The aspiration to be a pop star has, at one side, been trodden over by an increasing government ability to deliver minimum level aspiration and comforting surroundings that flatten ambition and preclude wild dreaming and, at the other, by the sense that so many other ‘extreme futures’ are both more glamorous and more profitable. Such theory can range from local drug dealer at the darkest end through minor TV celebrity to Premier League footballer. It is not that such things are necessarily attainable, they are as removed from likelihood as the 60’s / 70’s pop star dream, rather that they are desirable. Exactly in the way that the pop star dream once was.
We are now sold quicker versions of notoriety. Why learn to play an instrument when you can get on tv without being able to sing? In fact, if you are really awful you will get your moment on X Factor or the other one, or the one that is like them but I can’t remember the name of. It will be fleeting but not that much less fleeting than winning it and you’ll have to put in a micro percent of the effort of a real musician, none of that gigs to one man and a dog, none of that tricky creation of music thing. Just go, be an arse and there you go. Quick shot of notoriety. Or you can use Twitter to slag people off, get a ‘reputation’ as somebody who is ‘funny’ and, who knows, you may even get a book deal. You won’t be the next Wilde, even the next Banks, but you will get a moment where your book is talked about for nano-seconds before you disappear again.
In a world where the average civil servant can party like the classic (male) 60’s pop star; the drug use, the casual sex, the all night parties and so on, another facet of the rock star is removed, the concept of the ‘free spirit’. In a world where there is no chart, no Top Of The Pops, no national conversation about pop music, there is no more notoriety nor adulation. Remove the mega brand stars, the Beyonces and the Jay-Z’s and the next level down, those scaling that right hand incline of the ‘U’ are likely not to set armies of teenage girls screaming or legions of teenagers up and down the country safety pinning their school tie. No wonder an increasing amount of our successful bands are (reputedly) middle class. This isn’t about having to be anything anymore, it’s a gap year approach to music, a little stop that may or may not lead to something before moving on if it doesn’t succeed. The age of the pop star may well be past.

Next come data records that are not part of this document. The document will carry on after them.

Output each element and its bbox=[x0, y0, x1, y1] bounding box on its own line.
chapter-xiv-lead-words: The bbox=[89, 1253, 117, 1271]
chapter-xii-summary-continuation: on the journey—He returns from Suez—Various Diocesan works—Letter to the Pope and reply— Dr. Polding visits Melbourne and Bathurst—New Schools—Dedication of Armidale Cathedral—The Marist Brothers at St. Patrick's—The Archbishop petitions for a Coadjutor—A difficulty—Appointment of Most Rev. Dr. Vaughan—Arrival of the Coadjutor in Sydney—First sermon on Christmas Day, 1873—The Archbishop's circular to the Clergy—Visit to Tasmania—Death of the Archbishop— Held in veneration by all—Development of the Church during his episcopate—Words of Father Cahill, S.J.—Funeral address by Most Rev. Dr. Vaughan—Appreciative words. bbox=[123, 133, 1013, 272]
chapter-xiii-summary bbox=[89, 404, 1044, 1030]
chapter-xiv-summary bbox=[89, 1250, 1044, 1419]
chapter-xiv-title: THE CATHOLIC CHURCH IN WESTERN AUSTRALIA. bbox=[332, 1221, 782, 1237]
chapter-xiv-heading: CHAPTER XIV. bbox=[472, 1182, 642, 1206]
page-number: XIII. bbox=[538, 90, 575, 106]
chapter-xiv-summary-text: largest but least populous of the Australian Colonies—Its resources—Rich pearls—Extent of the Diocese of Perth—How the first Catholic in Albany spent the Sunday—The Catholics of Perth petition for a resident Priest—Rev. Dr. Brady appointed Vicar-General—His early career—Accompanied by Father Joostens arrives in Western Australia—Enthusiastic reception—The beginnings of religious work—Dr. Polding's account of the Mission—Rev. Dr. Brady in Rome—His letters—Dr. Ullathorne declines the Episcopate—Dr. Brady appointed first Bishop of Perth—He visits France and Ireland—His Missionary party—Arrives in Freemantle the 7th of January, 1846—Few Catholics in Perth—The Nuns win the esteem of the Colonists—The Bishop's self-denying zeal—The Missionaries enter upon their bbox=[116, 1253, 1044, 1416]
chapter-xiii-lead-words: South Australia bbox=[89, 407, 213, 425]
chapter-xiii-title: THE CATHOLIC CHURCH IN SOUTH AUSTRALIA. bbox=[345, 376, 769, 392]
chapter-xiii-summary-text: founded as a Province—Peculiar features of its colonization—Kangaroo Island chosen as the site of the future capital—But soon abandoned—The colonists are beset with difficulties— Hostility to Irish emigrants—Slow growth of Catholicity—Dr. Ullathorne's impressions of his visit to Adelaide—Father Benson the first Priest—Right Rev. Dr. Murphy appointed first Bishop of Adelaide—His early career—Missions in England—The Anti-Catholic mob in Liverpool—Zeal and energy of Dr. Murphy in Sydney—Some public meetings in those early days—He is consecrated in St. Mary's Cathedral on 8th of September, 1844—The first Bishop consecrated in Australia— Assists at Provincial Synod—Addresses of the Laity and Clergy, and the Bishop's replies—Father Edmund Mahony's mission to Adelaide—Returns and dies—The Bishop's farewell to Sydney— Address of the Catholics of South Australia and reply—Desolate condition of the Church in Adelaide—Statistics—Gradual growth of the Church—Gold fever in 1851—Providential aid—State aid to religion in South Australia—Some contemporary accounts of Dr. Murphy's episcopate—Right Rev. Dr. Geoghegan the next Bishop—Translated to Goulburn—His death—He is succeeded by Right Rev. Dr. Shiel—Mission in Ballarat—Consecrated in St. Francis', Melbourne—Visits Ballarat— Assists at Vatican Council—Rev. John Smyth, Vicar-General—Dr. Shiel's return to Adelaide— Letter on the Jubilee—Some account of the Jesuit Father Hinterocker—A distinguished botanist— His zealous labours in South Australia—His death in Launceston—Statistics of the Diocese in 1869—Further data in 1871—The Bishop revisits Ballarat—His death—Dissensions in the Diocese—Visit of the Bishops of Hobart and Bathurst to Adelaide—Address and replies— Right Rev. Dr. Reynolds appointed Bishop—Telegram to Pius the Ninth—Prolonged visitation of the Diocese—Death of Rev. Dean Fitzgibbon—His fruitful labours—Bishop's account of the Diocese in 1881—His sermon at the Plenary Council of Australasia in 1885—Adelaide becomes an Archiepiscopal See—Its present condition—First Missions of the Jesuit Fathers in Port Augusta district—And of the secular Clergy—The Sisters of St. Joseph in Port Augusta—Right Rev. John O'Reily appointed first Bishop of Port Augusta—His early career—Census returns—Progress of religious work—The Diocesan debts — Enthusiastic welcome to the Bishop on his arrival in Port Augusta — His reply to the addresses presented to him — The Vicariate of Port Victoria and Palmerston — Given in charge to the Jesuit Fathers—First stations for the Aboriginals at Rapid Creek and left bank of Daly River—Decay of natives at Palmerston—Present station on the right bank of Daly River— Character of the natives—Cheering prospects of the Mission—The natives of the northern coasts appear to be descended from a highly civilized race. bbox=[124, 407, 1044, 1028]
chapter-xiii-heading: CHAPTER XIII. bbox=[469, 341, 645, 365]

This is not to say that the age of music is past. History suggests that this will never be. As far as we know where there has been man there has been music. All cultures have music deeply embedded within them. In a way this isn’t about music, it’s about the appeal of pop music to youth and its slow decline. Beethoven caused riots once too. It’s just a shame that we seem to be living through the first moment in recent history where music is a soundtrack to outrage, rather than its cause.